También nos sobrevolaron un par de helicópteros del ejército, qué hubiera pasado si se bajan a revisarnos, qué les habríamos dicho, me pregunta, seguro que ellos no hubieran reparado en Kafka, le respondo, pero les hubiera parecido bastante sospechoso que un carro citadino anduviera por esos parajes misteriosos, agrego sabedor que no me escucha.

Por más que avanzábamos no se vislumbraba la otra orilla de la carretera, según esto,  el recorrido era como una “U”, pero hacerlo en medio del desierto era peor que el rally París-Dakar.  Perdidos y desesperanzados, preguntamos al único ser viviente en el horizonte, como toda respuesta nos echó a unos perros flacuchos. Tardamos como tres horas en cruzar ese laberinto de tierra, ya casi anochecía, imagínate pasar allí la noche a expensas de los coyotes o criminales, pues esa ruta no la tomaban hermanitas de la caridad…Yo que ni creyente soy, agradecí a todos los dioses del universo cuando nos reincorporamos a la carretera. El celular de ella tenía demasiadas llamadas perdidas: su padre, angustiado por nuestro excesivo retraso, no hallaba la calma. Volteé para atrás y a menos de doscientos metros divisé a los inspectores que continuaban, firmes y obstinados, luchando contra la gripe aviar.

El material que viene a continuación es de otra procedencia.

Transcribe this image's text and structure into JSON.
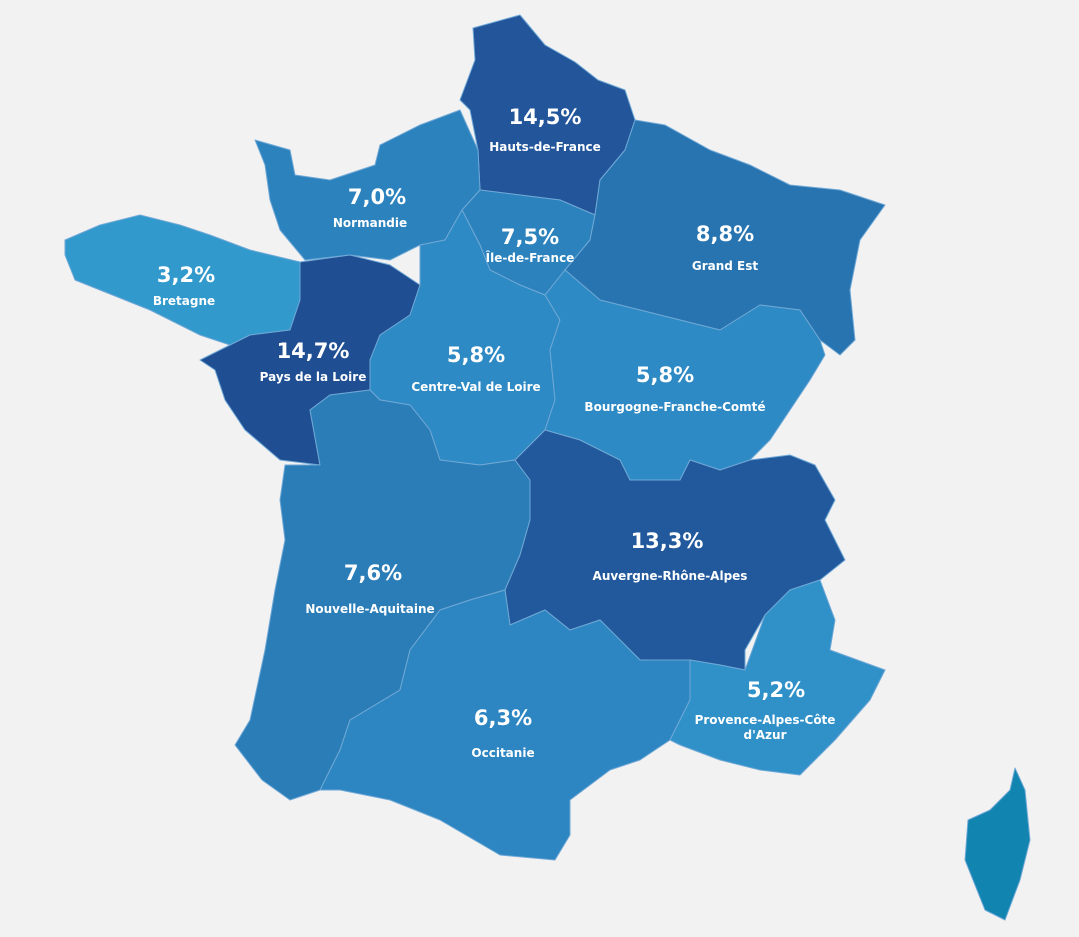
{
  "regions": [
    {
      "name": "Hauts-de-France",
      "value": "14,5%"
    },
    {
      "name": "Normandie",
      "value": "7,0%"
    },
    {
      "name": "Île-de-France",
      "value": "7,5%"
    },
    {
      "name": "Grand Est",
      "value": "8,8%"
    },
    {
      "name": "Bretagne",
      "value": "3,2%"
    },
    {
      "name": "Pays de la Loire",
      "value": "14,7%"
    },
    {
      "name": "Centre-Val de Loire",
      "value": "5,8%"
    },
    {
      "name": "Bourgogne-Franche-Comté",
      "value": "5,8%"
    },
    {
      "name": "Nouvelle-Aquitaine",
      "value": "7,6%"
    },
    {
      "name": "Auvergne-Rhône-Alpes",
      "value": "13,3%"
    },
    {
      "name": "Occitanie",
      "value": "6,3%"
    },
    {
      "name": "Provence-Alpes-Côte d'Azur",
      "value": "5,2%"
    }
  ]
}
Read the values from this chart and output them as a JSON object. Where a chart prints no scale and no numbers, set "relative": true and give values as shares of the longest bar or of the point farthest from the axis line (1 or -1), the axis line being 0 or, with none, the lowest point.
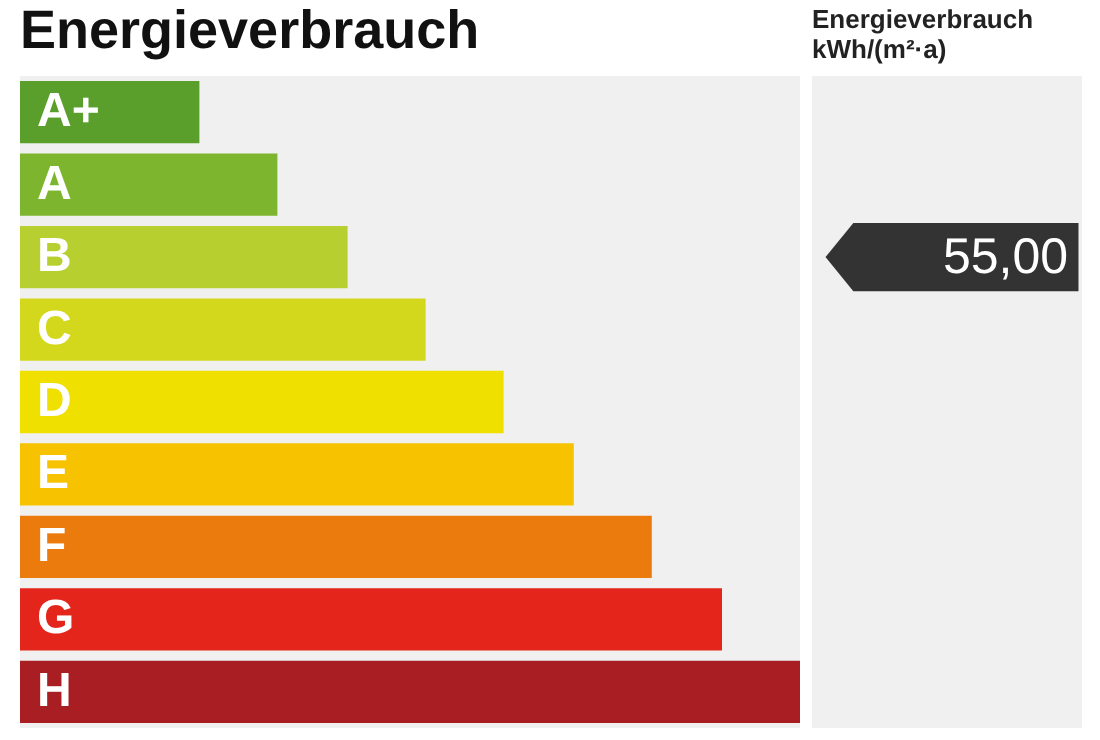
{
  "chart_data": {
    "type": "bar",
    "orientation": "horizontal",
    "relative": true,
    "title": "Energieverbrauch",
    "xlabel": "Energieverbrauch kWh/(m²·a)",
    "categories": [
      "A+",
      "A",
      "B",
      "C",
      "D",
      "E",
      "F",
      "G",
      "H"
    ],
    "values": [
      0.23,
      0.33,
      0.42,
      0.52,
      0.62,
      0.71,
      0.81,
      0.9,
      1
    ],
    "colors": [
      "#5a9e2c",
      "#7db52f",
      "#b8cf30",
      "#d3d81c",
      "#f0e000",
      "#f7c300",
      "#ec7b0d",
      "#e3251b",
      "#a81e22"
    ],
    "annotations": [
      "55,00"
    ]
  }
}
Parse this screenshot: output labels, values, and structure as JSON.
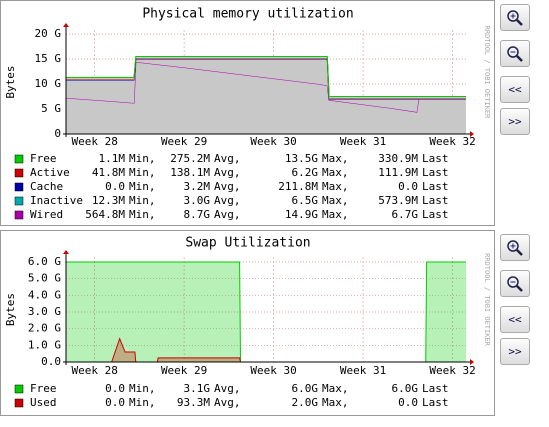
{
  "chart_data": [
    {
      "type": "area",
      "title": "Physical memory utilization",
      "y_label": "Bytes",
      "watermark": "RRDTOOL / TOBI OETIKER",
      "stacked": true,
      "grid": true,
      "x": [
        27.68,
        28.0,
        28.3,
        28.44,
        28.46,
        29.0,
        29.5,
        30.0,
        30.5,
        30.6,
        30.62,
        31.0,
        31.3,
        31.6,
        31.62,
        32.15
      ],
      "xlim": [
        27.68,
        32.15
      ],
      "xticks": [
        {
          "value": 28,
          "label": "Week 28"
        },
        {
          "value": 29,
          "label": "Week 29"
        },
        {
          "value": 30,
          "label": "Week 30"
        },
        {
          "value": 31,
          "label": "Week 31"
        },
        {
          "value": 32,
          "label": "Week 32"
        }
      ],
      "ylim": [
        0,
        20.8
      ],
      "yticks": [
        0,
        {
          "value": 5,
          "label": "5 G"
        },
        {
          "value": 10,
          "label": "10 G"
        },
        {
          "value": 15,
          "label": "15 G"
        },
        {
          "value": 20,
          "label": "20 G"
        }
      ],
      "summary_labels": [
        "Min,",
        "Avg,",
        "Max,",
        "Last"
      ],
      "series": [
        {
          "name": "Free",
          "color": "#00cc00",
          "values": [
            0.3,
            0.3,
            0.3,
            0.3,
            0.3,
            0.3,
            0.3,
            0.3,
            0.3,
            0.3,
            0.3,
            0.3,
            0.3,
            0.3,
            0.3,
            0.3
          ],
          "summary": [
            "1.1M",
            "275.2M",
            "13.5G",
            "330.9M"
          ]
        },
        {
          "name": "Active",
          "color": "#cc0000",
          "values": [
            0.2,
            0.2,
            0.2,
            0.2,
            0.2,
            0.2,
            0.2,
            0.2,
            0.2,
            0.2,
            0.2,
            0.2,
            0.2,
            0.2,
            0.2,
            0.2
          ],
          "summary": [
            "41.8M",
            "138.1M",
            "6.2G",
            "111.9M"
          ]
        },
        {
          "name": "Cache",
          "color": "#0000aa",
          "values": [
            0,
            0,
            0,
            0,
            0,
            0,
            0,
            0,
            0,
            0,
            0,
            0,
            0,
            0,
            0,
            0
          ],
          "summary": [
            "0.0",
            "3.2M",
            "211.8M",
            "0.0"
          ]
        },
        {
          "name": "Inactive",
          "color": "#00aaaa",
          "values": [
            3.6,
            4.0,
            4.4,
            4.6,
            0.6,
            1.7,
            2.8,
            3.9,
            5.0,
            5.3,
            0.2,
            1.1,
            1.8,
            2.6,
            0.0,
            0.0
          ],
          "summary": [
            "12.3M",
            "3.0G",
            "6.5G",
            "573.9M"
          ]
        },
        {
          "name": "Wired",
          "color": "#aa00aa",
          "values": [
            7.2,
            6.8,
            6.4,
            6.2,
            14.4,
            13.3,
            12.2,
            11.1,
            10.0,
            9.7,
            6.8,
            5.9,
            5.2,
            4.4,
            7.0,
            7.0
          ],
          "summary": [
            "564.8M",
            "8.7G",
            "14.9G",
            "6.7G"
          ]
        }
      ]
    },
    {
      "type": "area",
      "title": "Swap Utilization",
      "y_label": "Bytes",
      "watermark": "RRDTOOL / TOBI OETIKER",
      "stacked": false,
      "grid": true,
      "x": [
        27.68,
        28.19,
        28.28,
        28.34,
        28.45,
        28.46,
        28.7,
        28.71,
        29.62,
        29.63,
        31.7,
        31.71,
        32.15
      ],
      "xlim": [
        27.68,
        32.15
      ],
      "xticks": [
        {
          "value": 28,
          "label": "Week 28"
        },
        {
          "value": 29,
          "label": "Week 29"
        },
        {
          "value": 30,
          "label": "Week 30"
        },
        {
          "value": 31,
          "label": "Week 31"
        },
        {
          "value": 32,
          "label": "Week 32"
        }
      ],
      "ylim": [
        0,
        6.3
      ],
      "yticks": [
        {
          "value": 0,
          "label": "0.0"
        },
        {
          "value": 1,
          "label": "1.0 G"
        },
        {
          "value": 2,
          "label": "2.0 G"
        },
        {
          "value": 3,
          "label": "3.0 G"
        },
        {
          "value": 4,
          "label": "4.0 G"
        },
        {
          "value": 5,
          "label": "5.0 G"
        },
        {
          "value": 6,
          "label": "6.0 G"
        }
      ],
      "summary_labels": [
        "Min,",
        "Avg,",
        "Max,",
        "Last"
      ],
      "series": [
        {
          "name": "Free",
          "color": "#00cc00",
          "values": [
            6,
            6,
            6,
            6,
            6,
            6,
            6,
            6,
            6,
            0,
            0,
            6,
            6
          ],
          "summary": [
            "0.0",
            "3.1G",
            "6.0G",
            "6.0G"
          ]
        },
        {
          "name": "Used",
          "color": "#cc0000",
          "values": [
            0,
            0,
            1.4,
            0.6,
            0.6,
            0,
            0,
            0.25,
            0.25,
            0,
            0,
            0,
            0
          ],
          "summary": [
            "0.0",
            "93.3M",
            "2.0G",
            "0.0"
          ]
        }
      ]
    }
  ],
  "controls": [
    {
      "prev": "<<",
      "next": ">>"
    },
    {
      "prev": "<<",
      "next": ">>"
    }
  ]
}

Kafka sigue rete contento con mi ex suegro, en cambio ella, tardó menos de seis meses en abandonarme. Cuando la soledad me ahoga, todavía la llamo para saber del “loro” y me enseña su foto que guarda en la cartera. Los pericos duran más que las relaciones en esta postmodernidad de mierda, agrega Pablo antes de cambiar de tema.